“Every dish leaving my kitchen has to have something green, crunchy, and an herb,” explained restaurant legend, Michael McCarty, to a group of people touring his kitchen in his Santa Monica restaurant.

Kabocha squash ravioli with a Meyer lemon brown butter sage, topped with hazelnuts and pomegrante seeds. (photo by Jill Weinlein)
I remember the restaurant, Michael’s, in the 1980s while I was at UCLA. It was the ultimate date restaurant offering a romantically fun indoor/outdoor setting and delicious California/French cuisine. It still maintains the same reputation 31 years later.
McCarty has earned respect among his peers and customers. In the early 1980s, he helped develop the Santa Monica Farmer’s Market, one of the most successful produce markets in Southern California. Chefs from all over Los Angeles drive to the coastal community on Wednesday mornings to buy and bring the freshest ingredients back to their dining establishments.
Once a month, McCarty leads a group of friends and fans on a “Michael’s Market Meet-Up” to experience a shopping spree of the market, his way. The one-of-a-kind event begins inside the restaurant at 8:30am for warm cappuccinos and flaky house-made pastries. Then, McCarty and Executive Chef, Michael “Mikey” Stern lead the group on a short walk to meet their favorite farmers and explain what they look for in choosing the best produce. Throughout the walk, Michael is approached with a smile or handshake by fellow chefs, patrons, and farmers. He is practically royalty in Santa Monica. After purchasing bags of vibrant colored produce, we stroll back to the restaurant for a light lunch paired with wines.
McCarty is also a survivor. Not too many restaurants in Los Angeles have successfully stayed open for 31 years. After the success of Michael’s in Santa Monica, he became inspired to open other restaurants in Colorado, Detroit, Washington D.C. and New York City.
In 1993, his home and vineyard, along with 300 other homes, burned down in Malibu. One year later, the 1994 “Northridge” earthquake hit the economy hard and affected Santa Monica business. McCarty just put his boxing gloves back on and got back into the ring. “My wife, Kim and two children kept me focused when times were rough,” McCarty shared over lunch. He proudly pointed out to his guests all of Kim’s beautiful artwork and paintings that are displayed throughout the restaurant.
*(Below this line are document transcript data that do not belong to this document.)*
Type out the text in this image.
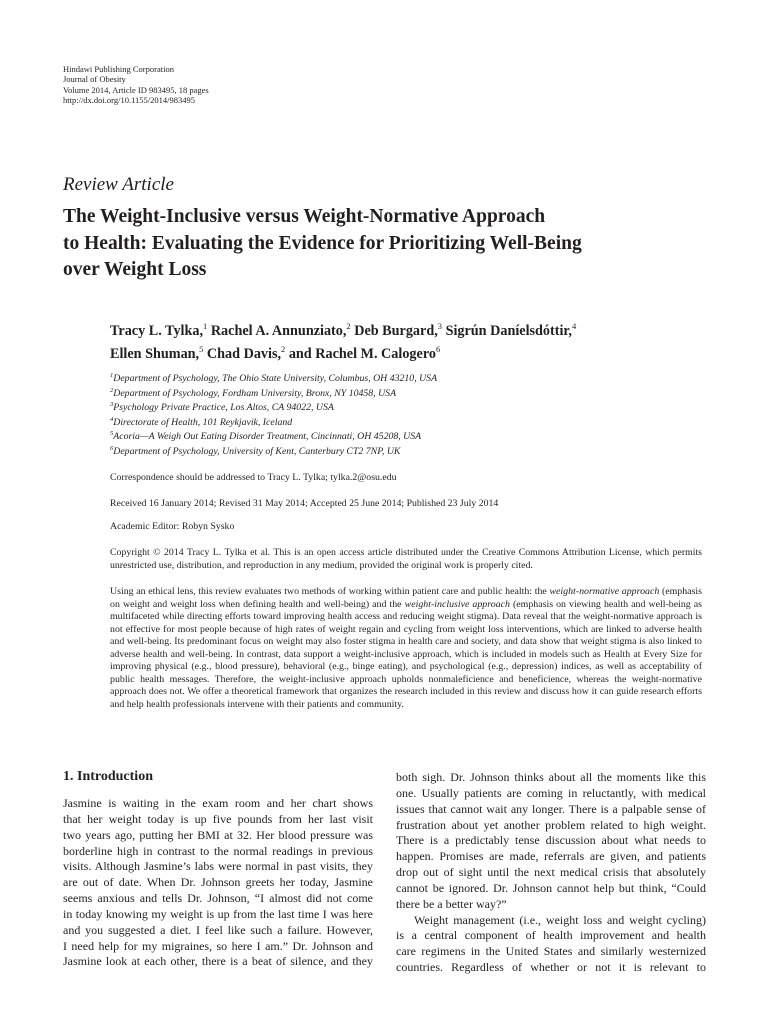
Hindawi Publishing Corporation
Journal of Obesity
Volume 2014, Article ID 983495, 18 pages
http://dx.doi.org/10.1155/2014/983495
Review Article
The Weight-Inclusive versus Weight-Normative Approach
to Health: Evaluating the Evidence for Prioritizing Well-Being
over Weight Loss
Tracy L. Tylka,$^1$ Rachel A. Annunziato,$^2$ Deb Burgard,$^3$ Sigrún Daníelsdóttir,$^4$
Ellen Shuman,$^5$ Chad Davis,$^2$ and Rachel M. Calogero$^6$
$^1$Department of Psychology, The Ohio State University, Columbus, OH 43210, USA
$^2$Department of Psychology, Fordham University, Bronx, NY 10458, USA
$^3$Psychology Private Practice, Los Altos, CA 94022, USA
$^4$Directorate of Health, 101 Reykjavik, Iceland
$^5$Acoria—A Weigh Out Eating Disorder Treatment, Cincinnati, OH 45208, USA
$^6$Department of Psychology, University of Kent, Canterbury CT2 7NP, UK
Correspondence should be addressed to Tracy L. Tylka; tylka.2@osu.edu
Received 16 January 2014; Revised 31 May 2014; Accepted 25 June 2014; Published 23 July 2014
Academic Editor: Robyn Sysko
Copyright © 2014 Tracy L. Tylka et al. This is an open access article distributed under the Creative Commons Attribution License, which permits unrestricted use, distribution, and reproduction in any medium, provided the original work is properly cited.
Using an ethical lens, this review evaluates two methods of working within patient care and public health: the weight-normative approach (emphasis on weight and weight loss when defining health and well-being) and the weight-inclusive approach (emphasis on viewing health and well-being as multifaceted while directing efforts toward improving health access and reducing weight stigma). Data reveal that the weight-normative approach is not effective for most people because of high rates of weight regain and cycling from weight loss interventions, which are linked to adverse health and well-being. Its predominant focus on weight may also foster stigma in health care and society, and data show that weight stigma is also linked to adverse health and well-being. In contrast, data support a weight-inclusive approach, which is included in models such as Health at Every Size for improving physical (e.g., blood pressure), behavioral (e.g., binge eating), and psychological (e.g., depression) indices, as well as acceptability of public health messages. Therefore, the weight-inclusive approach upholds nonmaleficience and beneficience, whereas the weight-normative approach does not. We offer a theoretical framework that organizes the research included in this review and discuss how it can guide research efforts and help health professionals intervene with their patients and community.
1. Introduction

Jasmine is waiting in the exam room and her chart shows
that her weight today is up five pounds from her last visit
two years ago, putting her BMI at 32. Her blood pressure was
borderline high in contrast to the normal readings in previous
visits. Although Jasmine’s labs were normal in past visits, they
are out of date. When Dr. Johnson greets her today, Jasmine
seems anxious and tells Dr. Johnson, “I almost did not come
in today knowing my weight is up from the last time I was here
and you suggested a diet. I feel like such a failure. However,
I need help for my migraines, so here I am.” Dr. Johnson and
Jasmine look at each other, there is a beat of silence, and they

both sigh. Dr. Johnson thinks about all the moments like this
one. Usually patients are coming in reluctantly, with medical
issues that cannot wait any longer. There is a palpable sense of
frustration about yet another problem related to high weight.
There is a predictably tense discussion about what needs to
happen. Promises are made, referrals are given, and patients
drop out of sight until the next medical crisis that absolutely
cannot be ignored. Dr. Johnson cannot help but think, “Could
there be a better way?”

Weight management (i.e., weight loss and weight cycling)
is a central component of health improvement and health
care regimens in the United States and similarly westernized
countries. Regardless of whether or not it is relevant to
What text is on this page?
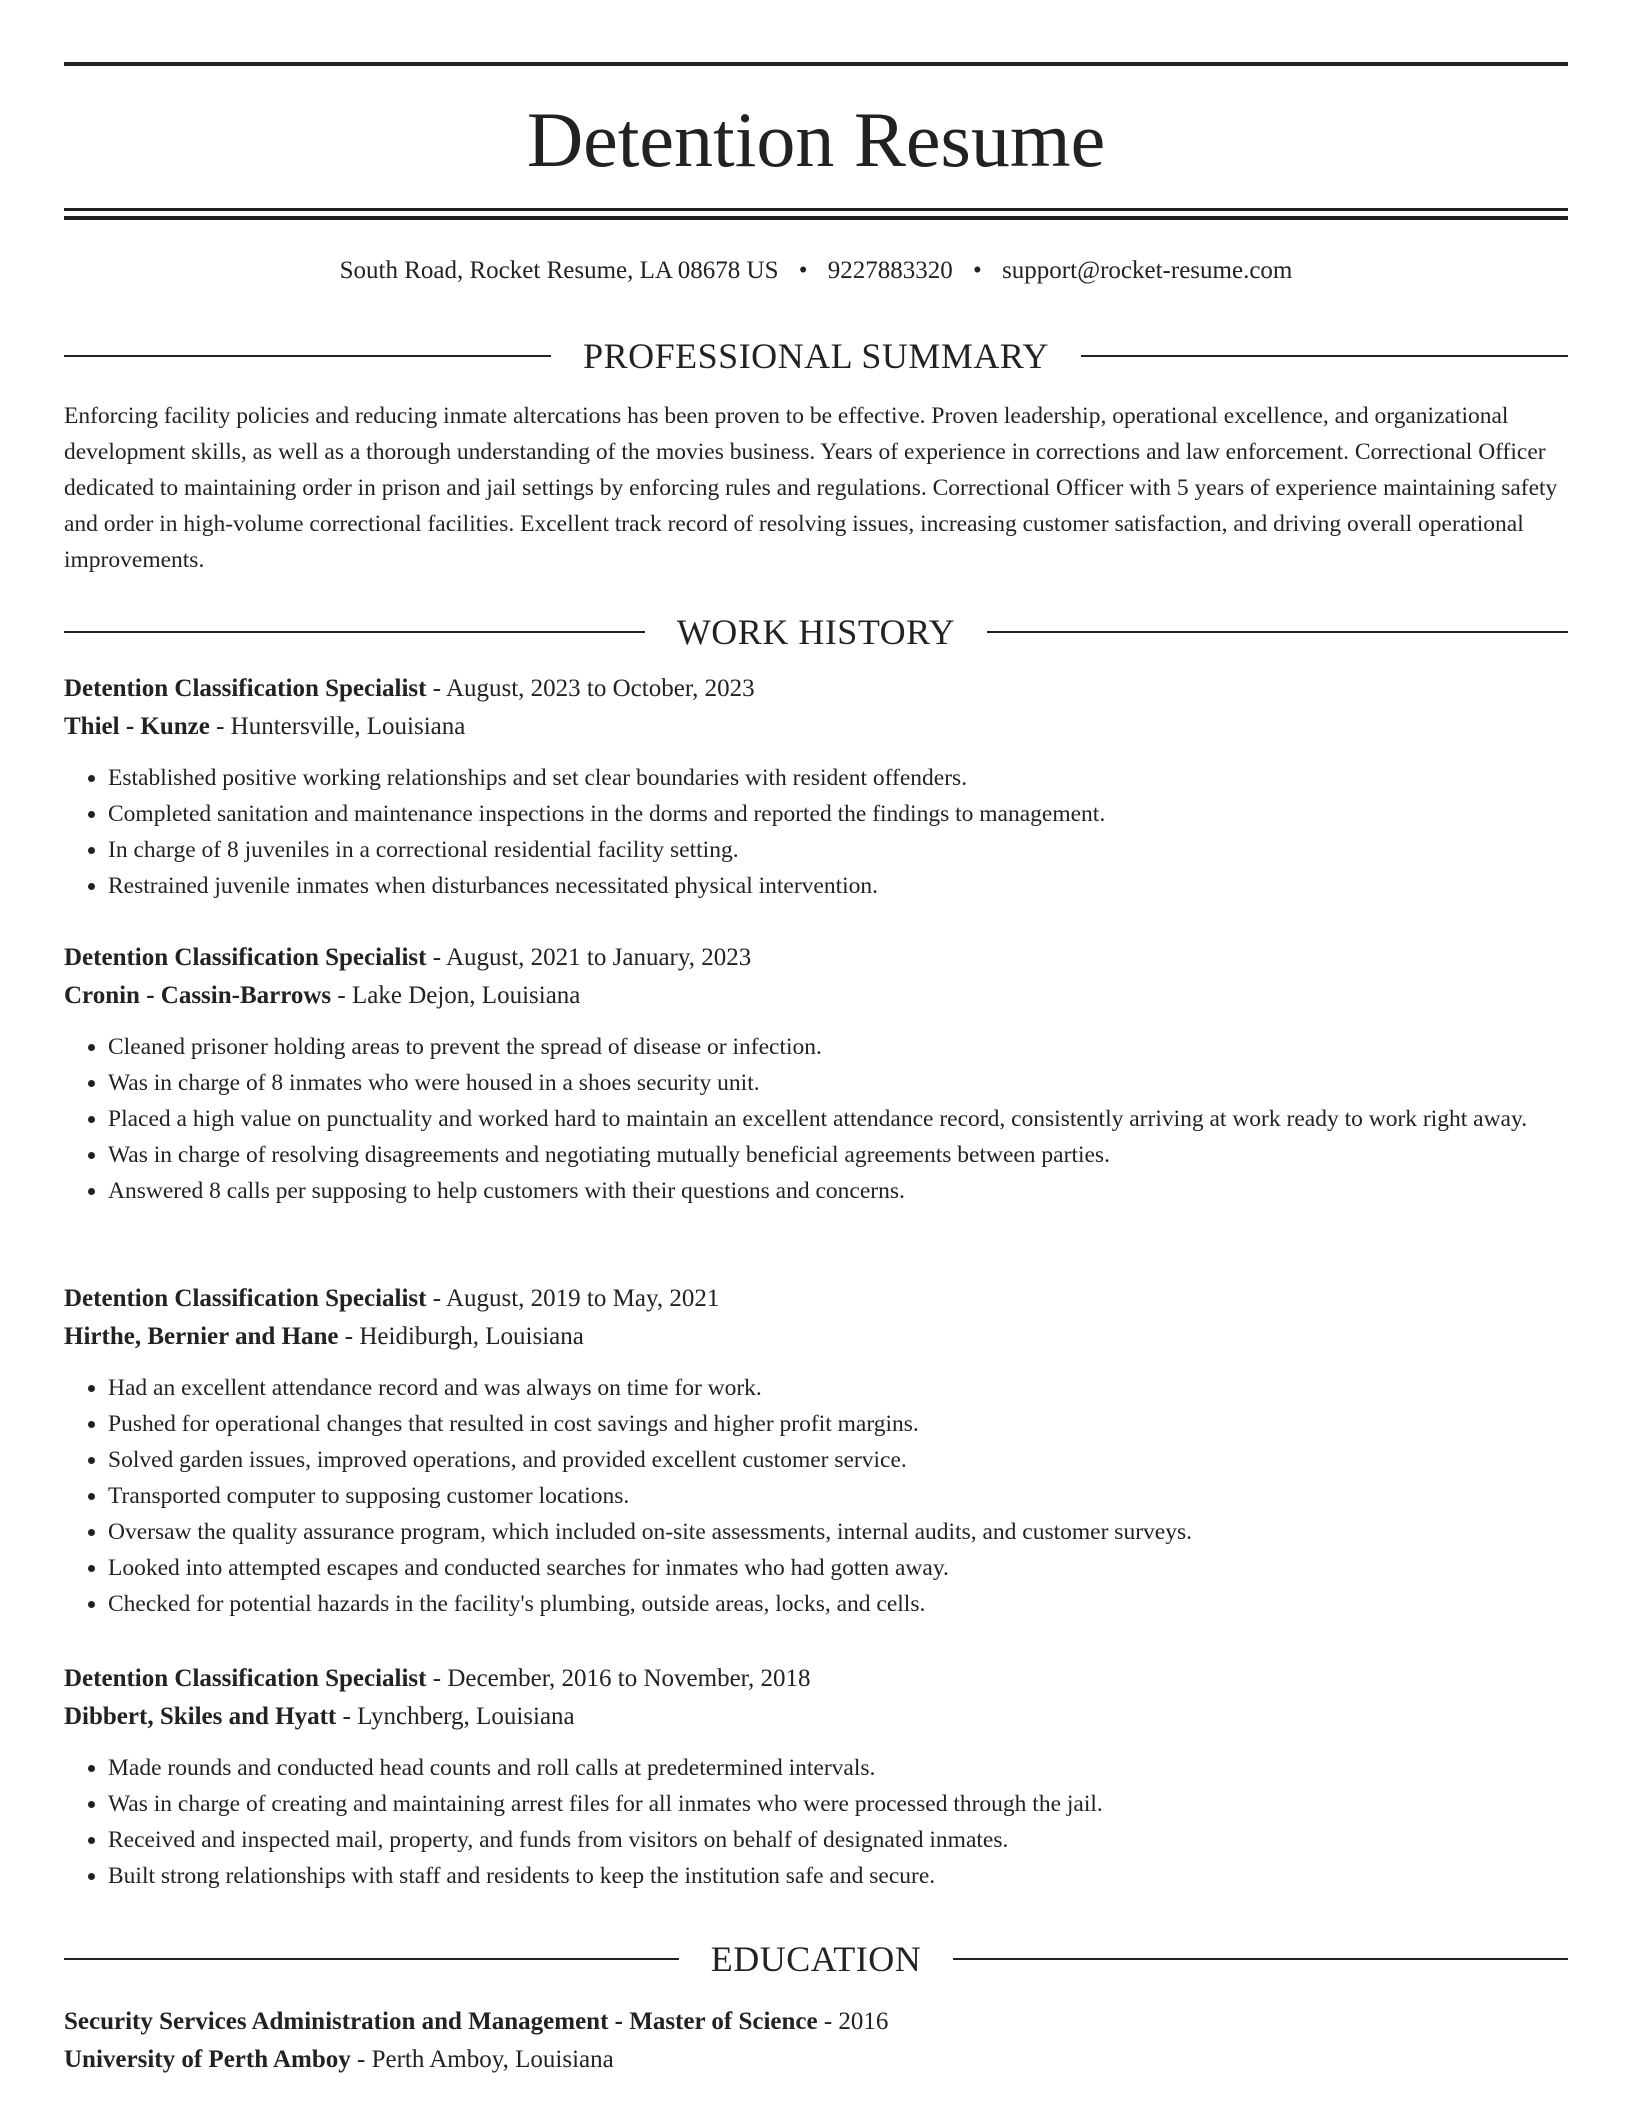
Detention Resume
South Road, Rocket Resume, LA 08678 US • 9227883320 • support@rocket-resume.com
PROFESSIONAL SUMMARY
Enforcing facility policies and reducing inmate altercations has been proven to be effective. Proven leadership, operational excellence, and organizational development skills, as well as a thorough understanding of the movies business. Years of experience in corrections and law enforcement. Correctional Officer dedicated to maintaining order in prison and jail settings by enforcing rules and regulations. Correctional Officer with 5 years of experience maintaining safety and order in high-volume correctional facilities. Excellent track record of resolving issues, increasing customer satisfaction, and driving overall operational improvements.
WORK HISTORY
Detention Classification Specialist - August, 2023 to October, 2023
Thiel - Kunze - Huntersville, Louisiana
• Established positive working relationships and set clear boundaries with resident offenders.
• Completed sanitation and maintenance inspections in the dorms and reported the findings to management.
• In charge of 8 juveniles in a correctional residential facility setting.
• Restrained juvenile inmates when disturbances necessitated physical intervention.
Detention Classification Specialist - August, 2021 to January, 2023
Cronin - Cassin-Barrows - Lake Dejon, Louisiana
• Cleaned prisoner holding areas to prevent the spread of disease or infection.
• Was in charge of 8 inmates who were housed in a shoes security unit.
• Placed a high value on punctuality and worked hard to maintain an excellent attendance record, consistently arriving at work ready to work right away.
• Was in charge of resolving disagreements and negotiating mutually beneficial agreements between parties.
• Answered 8 calls per supposing to help customers with their questions and concerns.
Detention Classification Specialist - August, 2019 to May, 2021
Hirthe, Bernier and Hane - Heidiburgh, Louisiana
• Had an excellent attendance record and was always on time for work.
• Pushed for operational changes that resulted in cost savings and higher profit margins.
• Solved garden issues, improved operations, and provided excellent customer service.
• Transported computer to supposing customer locations.
• Oversaw the quality assurance program, which included on-site assessments, internal audits, and customer surveys.
• Looked into attempted escapes and conducted searches for inmates who had gotten away.
• Checked for potential hazards in the facility's plumbing, outside areas, locks, and cells.
Detention Classification Specialist - December, 2016 to November, 2018
Dibbert, Skiles and Hyatt - Lynchberg, Louisiana
• Made rounds and conducted head counts and roll calls at predetermined intervals.
• Was in charge of creating and maintaining arrest files for all inmates who were processed through the jail.
• Received and inspected mail, property, and funds from visitors on behalf of designated inmates.
• Built strong relationships with staff and residents to keep the institution safe and secure.
EDUCATION
Security Services Administration and Management - Master of Science - 2016
University of Perth Amboy - Perth Amboy, Louisiana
While sitting on the lovely patio and chatting, servers delivered plates of two delicate ravioli filled with Kabocha squash. This delicious Japanese winter squash was served with a Meyer lemon brown butter sage sauce and topped with toasted hazelnuts, fresh pomegranate seeds and micro cress greens. The brown butter sauce brought out the sweetness in the pomegranates and the dish fulfilled his three requirements. “The micro cresses are the green, sage is the herb, and the pomegranate seeds give a delightful crunch,” McCarty boasted.
Next, we were presented with a grilled Manchester Farms quail with a Kabocha squash puree, thyme and wild mushrooms. Both items are now on Michael’s fall menu. The flavors of the meal were enhanced as we sipped a glass of Pinot Noir from Michael’s own Malibu Vineyard.
McCarty was only 25 when he opened Michael’s. “In 1978, I discovered an old and beat up restaurant, The Brigadoon. I liked the outdoor patio and thought the space was ideal for indoor/outdoor entertaining.” Throughout the years, some of the best chefs in Los Angeles learned their craft while working with McCarty in his kitchen, Mark Peel (Campanile and Tar Pit), Nancy Silverton (Spago, Campanile, La Brea Bakery), and Roy Yamaguchi (Roy’s) to name a few.
November 10 is the next “Market Meet-up”, where guests have the opportunity to walk with Michael through the Santa Monica Farmer’s market and return to the restaurant for a lively chat, cooking demonstration, light lunch, and wine pairing. Cost is $60 per person and includes a copy of McCarty’s latest book, “Welcome to Michael’s: Great Food, Great People, Great Party!” For information and reservations, call (310)451-0843. 1147 Third Street, Santa Monica. www.michaelssantamonica.com
1 Comment
In 1977′, when I was 22 and after escaping from a dead end job in Manchester UK, I ended up in Santa Monica looking for work saw an advert for a chef in the window of, I hope, the same Brigadoon restaurant mentioned in the article. I fibbed just a little bit, got the job and stayed there for a glorious summer and autumn, working 10 hours a day in the kitchen. THe Brigadoon served mainly British food I.e., fish and chips. I went back to Santa Monica around 6 years ago but, alas, The Brigadoon was no more, and no one I asked could remember it. So I am pleased to find it mentioned here. It brought back memories of a great time in my life.